On This Day: American U2 spy pilot Gary Powers captured after crashing in USSR

Powers, who parachuted from the reconnaissance aircraft, was captured along with his intact jet, which the Soviets claimed they had shot down

On This Day: American U2 spy pilot Gary Powers captured after crashing in USSR

MAY 1, 1960: An American U2 spy plane crashed in the USSR on this day in 1960 – bringing international espionage into the open and significantly raising Cold War tensions.

Pilot Gary Powers, who parachuted from the reconnaissance aircraft, was captured along with the intact jet, which the Soviets claimed they had shot down.

Days before a scheduled East-West summit in Paris, the Soviets paraded the CIA aircraft to the world after exposing America’s weather plane claims as 'silly lies'.

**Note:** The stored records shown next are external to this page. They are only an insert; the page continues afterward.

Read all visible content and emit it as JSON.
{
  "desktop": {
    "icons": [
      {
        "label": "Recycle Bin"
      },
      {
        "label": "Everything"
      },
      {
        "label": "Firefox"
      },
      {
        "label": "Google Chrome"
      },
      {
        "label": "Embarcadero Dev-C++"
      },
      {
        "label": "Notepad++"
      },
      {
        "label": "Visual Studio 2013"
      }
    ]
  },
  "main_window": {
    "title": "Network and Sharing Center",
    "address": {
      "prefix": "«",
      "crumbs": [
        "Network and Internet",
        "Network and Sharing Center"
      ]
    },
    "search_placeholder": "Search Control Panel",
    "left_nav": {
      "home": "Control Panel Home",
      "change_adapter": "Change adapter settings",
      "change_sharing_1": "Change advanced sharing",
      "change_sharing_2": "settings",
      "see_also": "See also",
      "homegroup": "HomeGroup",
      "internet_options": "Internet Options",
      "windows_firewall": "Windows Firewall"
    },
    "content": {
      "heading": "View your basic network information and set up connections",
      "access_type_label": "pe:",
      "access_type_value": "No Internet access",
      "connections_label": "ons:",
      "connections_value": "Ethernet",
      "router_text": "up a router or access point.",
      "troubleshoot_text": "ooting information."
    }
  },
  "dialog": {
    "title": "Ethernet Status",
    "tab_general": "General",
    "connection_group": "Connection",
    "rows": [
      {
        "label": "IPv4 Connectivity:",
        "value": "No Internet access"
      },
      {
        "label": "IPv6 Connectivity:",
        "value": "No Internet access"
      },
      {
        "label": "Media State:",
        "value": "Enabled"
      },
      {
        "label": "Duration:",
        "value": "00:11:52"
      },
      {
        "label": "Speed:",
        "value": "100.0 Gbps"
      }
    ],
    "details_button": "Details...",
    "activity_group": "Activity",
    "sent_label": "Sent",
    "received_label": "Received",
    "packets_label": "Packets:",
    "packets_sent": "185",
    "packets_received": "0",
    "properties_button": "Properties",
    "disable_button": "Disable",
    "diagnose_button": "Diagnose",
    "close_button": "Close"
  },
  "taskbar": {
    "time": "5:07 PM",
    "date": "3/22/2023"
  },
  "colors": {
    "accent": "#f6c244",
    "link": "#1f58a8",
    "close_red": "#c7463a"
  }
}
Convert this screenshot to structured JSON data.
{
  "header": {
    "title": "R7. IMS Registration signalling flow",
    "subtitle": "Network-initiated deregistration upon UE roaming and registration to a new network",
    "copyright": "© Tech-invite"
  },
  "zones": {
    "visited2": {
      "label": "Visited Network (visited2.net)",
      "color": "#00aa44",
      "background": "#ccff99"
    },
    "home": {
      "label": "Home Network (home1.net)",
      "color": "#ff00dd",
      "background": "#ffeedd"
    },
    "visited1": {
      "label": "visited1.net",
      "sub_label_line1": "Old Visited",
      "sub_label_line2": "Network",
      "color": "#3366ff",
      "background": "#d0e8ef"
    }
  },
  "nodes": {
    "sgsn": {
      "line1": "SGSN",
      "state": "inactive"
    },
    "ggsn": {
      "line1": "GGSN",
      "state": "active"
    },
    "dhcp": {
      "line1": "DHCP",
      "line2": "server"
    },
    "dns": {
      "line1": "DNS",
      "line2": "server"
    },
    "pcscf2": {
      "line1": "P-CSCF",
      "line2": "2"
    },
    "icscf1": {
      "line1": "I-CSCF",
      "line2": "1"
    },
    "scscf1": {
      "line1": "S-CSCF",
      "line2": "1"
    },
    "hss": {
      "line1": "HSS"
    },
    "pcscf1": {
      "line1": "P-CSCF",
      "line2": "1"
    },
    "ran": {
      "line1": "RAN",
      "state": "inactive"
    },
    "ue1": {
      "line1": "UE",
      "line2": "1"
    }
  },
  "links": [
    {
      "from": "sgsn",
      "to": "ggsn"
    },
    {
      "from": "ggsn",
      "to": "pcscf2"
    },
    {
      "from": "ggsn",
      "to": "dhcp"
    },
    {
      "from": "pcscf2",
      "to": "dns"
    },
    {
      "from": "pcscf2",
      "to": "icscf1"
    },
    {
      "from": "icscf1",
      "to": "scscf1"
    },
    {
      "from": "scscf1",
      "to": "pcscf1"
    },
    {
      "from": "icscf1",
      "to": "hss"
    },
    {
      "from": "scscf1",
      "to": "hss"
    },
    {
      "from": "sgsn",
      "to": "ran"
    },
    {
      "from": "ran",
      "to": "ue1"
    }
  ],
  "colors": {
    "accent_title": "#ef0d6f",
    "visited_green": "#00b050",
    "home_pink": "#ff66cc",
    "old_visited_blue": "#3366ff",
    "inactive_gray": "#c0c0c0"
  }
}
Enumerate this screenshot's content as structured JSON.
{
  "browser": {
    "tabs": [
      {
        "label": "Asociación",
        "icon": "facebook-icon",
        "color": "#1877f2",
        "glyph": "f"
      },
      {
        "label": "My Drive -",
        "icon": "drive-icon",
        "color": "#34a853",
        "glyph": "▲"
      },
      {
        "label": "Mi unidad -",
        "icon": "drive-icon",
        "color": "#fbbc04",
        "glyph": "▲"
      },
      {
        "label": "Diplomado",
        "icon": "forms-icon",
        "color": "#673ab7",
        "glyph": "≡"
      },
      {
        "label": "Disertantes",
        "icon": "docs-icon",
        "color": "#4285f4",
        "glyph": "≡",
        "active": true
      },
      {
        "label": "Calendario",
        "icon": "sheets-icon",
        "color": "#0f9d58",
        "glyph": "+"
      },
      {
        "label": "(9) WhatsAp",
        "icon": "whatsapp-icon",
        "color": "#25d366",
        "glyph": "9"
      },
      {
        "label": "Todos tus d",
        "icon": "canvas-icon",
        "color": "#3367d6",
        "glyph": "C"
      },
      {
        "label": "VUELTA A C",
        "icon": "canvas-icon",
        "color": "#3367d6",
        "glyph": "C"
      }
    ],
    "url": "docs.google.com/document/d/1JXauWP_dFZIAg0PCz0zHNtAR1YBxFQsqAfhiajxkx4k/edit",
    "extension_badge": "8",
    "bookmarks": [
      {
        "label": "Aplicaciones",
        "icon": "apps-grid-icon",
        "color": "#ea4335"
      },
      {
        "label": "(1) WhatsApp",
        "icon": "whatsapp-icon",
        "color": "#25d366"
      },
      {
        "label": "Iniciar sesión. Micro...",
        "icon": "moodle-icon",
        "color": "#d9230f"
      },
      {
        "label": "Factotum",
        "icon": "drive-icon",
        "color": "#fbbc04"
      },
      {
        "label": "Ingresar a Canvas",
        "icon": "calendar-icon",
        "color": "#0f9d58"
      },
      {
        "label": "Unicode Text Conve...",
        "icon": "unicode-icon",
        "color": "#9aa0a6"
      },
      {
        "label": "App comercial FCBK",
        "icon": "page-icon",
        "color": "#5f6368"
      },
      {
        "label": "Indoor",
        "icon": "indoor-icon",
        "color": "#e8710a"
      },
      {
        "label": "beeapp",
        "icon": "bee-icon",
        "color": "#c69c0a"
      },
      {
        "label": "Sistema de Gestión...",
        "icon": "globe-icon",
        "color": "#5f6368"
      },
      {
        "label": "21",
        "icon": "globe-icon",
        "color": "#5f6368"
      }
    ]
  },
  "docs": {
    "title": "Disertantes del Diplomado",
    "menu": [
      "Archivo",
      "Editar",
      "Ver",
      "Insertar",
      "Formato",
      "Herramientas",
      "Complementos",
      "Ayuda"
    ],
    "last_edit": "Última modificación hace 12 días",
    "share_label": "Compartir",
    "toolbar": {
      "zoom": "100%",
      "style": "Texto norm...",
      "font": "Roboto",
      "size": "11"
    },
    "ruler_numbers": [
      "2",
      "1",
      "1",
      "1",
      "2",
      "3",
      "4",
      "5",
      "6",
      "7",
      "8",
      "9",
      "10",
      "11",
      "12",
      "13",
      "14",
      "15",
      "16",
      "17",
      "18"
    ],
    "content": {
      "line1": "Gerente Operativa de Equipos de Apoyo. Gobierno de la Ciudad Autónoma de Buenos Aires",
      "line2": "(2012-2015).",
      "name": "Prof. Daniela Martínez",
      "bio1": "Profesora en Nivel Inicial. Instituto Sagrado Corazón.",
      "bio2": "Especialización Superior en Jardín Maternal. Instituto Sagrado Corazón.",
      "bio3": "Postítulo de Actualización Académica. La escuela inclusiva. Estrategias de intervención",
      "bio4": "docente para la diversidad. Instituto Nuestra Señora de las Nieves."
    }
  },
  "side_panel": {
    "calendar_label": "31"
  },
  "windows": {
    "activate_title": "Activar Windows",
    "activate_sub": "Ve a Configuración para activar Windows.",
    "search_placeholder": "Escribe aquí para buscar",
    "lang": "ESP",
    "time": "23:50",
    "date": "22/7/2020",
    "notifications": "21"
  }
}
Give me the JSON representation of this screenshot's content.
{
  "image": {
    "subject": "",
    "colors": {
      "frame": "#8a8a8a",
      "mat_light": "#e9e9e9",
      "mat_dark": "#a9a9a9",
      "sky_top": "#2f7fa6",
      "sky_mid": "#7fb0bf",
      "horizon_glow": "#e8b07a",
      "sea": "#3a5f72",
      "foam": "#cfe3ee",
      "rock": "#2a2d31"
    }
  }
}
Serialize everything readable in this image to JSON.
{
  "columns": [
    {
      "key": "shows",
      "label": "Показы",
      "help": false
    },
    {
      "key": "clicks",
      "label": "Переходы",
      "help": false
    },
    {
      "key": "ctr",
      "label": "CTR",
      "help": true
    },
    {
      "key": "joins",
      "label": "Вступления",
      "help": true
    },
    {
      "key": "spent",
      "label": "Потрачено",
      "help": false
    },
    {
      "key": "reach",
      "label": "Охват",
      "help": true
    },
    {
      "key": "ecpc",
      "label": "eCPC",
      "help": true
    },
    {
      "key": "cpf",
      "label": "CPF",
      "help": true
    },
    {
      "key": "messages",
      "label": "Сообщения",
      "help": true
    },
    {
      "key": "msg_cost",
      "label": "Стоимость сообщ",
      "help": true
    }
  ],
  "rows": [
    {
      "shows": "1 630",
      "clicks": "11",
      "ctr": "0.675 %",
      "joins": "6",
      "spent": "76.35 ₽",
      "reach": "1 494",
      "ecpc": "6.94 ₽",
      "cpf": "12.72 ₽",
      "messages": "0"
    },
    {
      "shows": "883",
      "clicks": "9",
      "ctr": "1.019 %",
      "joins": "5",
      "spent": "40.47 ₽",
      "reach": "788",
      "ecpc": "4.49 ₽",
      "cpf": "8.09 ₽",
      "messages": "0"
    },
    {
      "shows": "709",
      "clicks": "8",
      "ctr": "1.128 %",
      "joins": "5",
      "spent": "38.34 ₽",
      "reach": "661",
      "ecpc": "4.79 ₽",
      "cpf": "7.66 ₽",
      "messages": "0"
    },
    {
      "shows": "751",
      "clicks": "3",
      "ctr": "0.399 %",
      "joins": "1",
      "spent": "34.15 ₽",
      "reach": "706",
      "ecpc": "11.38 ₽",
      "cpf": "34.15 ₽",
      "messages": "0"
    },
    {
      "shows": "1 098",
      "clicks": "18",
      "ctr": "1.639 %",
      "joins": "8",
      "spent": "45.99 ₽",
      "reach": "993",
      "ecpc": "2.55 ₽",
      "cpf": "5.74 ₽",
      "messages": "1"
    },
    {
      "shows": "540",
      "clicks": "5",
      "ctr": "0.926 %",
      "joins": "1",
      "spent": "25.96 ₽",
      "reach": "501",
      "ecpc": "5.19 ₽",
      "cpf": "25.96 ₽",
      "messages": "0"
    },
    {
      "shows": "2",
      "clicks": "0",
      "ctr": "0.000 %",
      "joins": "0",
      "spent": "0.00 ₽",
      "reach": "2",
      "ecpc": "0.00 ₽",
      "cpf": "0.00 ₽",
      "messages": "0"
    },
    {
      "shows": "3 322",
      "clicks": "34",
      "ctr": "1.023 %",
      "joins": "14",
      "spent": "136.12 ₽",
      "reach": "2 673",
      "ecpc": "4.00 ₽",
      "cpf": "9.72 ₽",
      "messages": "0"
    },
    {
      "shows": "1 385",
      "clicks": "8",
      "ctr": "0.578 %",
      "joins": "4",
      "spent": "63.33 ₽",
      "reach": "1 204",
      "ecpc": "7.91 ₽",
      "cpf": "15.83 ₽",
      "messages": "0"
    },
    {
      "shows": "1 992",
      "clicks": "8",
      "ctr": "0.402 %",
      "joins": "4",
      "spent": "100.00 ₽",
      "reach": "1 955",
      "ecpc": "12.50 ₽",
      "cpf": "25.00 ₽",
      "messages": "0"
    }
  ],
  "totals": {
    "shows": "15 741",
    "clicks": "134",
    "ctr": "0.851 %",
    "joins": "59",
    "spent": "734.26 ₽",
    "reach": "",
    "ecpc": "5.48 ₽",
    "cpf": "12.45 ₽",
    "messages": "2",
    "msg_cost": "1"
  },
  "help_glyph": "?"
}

The talks collapsed when U.S. President Dwight Eisenhower refused to apologise to Soviet Premier Nikita Khrushchev.

Powers, who was aged 30 when captured, was convicted of espionage after a thorough interrogation by the Communist state.

But he was sent back to the U.S. 21 months later following a spy exchange.

Yet, as the British Pathé film report from 1962 reveals, he still faced a grilling by his own countrymen after being questioned by the Senate Armed Services Committee.

In particular, the Senators quizzed him about his doubts over the Soviets’ insistence that they had shot down the high-altitude aircraft.

Afterwards, a slightly dazed-looking Powers is captured telling a trench coat-wearing pack of reporters: 'They said it so often that I was inclined not to believe it.

'If they’d used a rocket, then it seems to me that the act would have spoken for itself.'

'All I know is that there seems to have been an explosion. I don’t know what caused it. But it was not in the aircraft itself. I think that it was external.'

It later emerged that the Soviets had actually shot down one of their own planes, killing the pilot - and it was this high-altitude flyby that had damaged the U2.

The episode echoes recent Iranian claims of capturing American drones.

The incident has also had its impact on pop culture. The band U2 are named after the now iconic spy plane.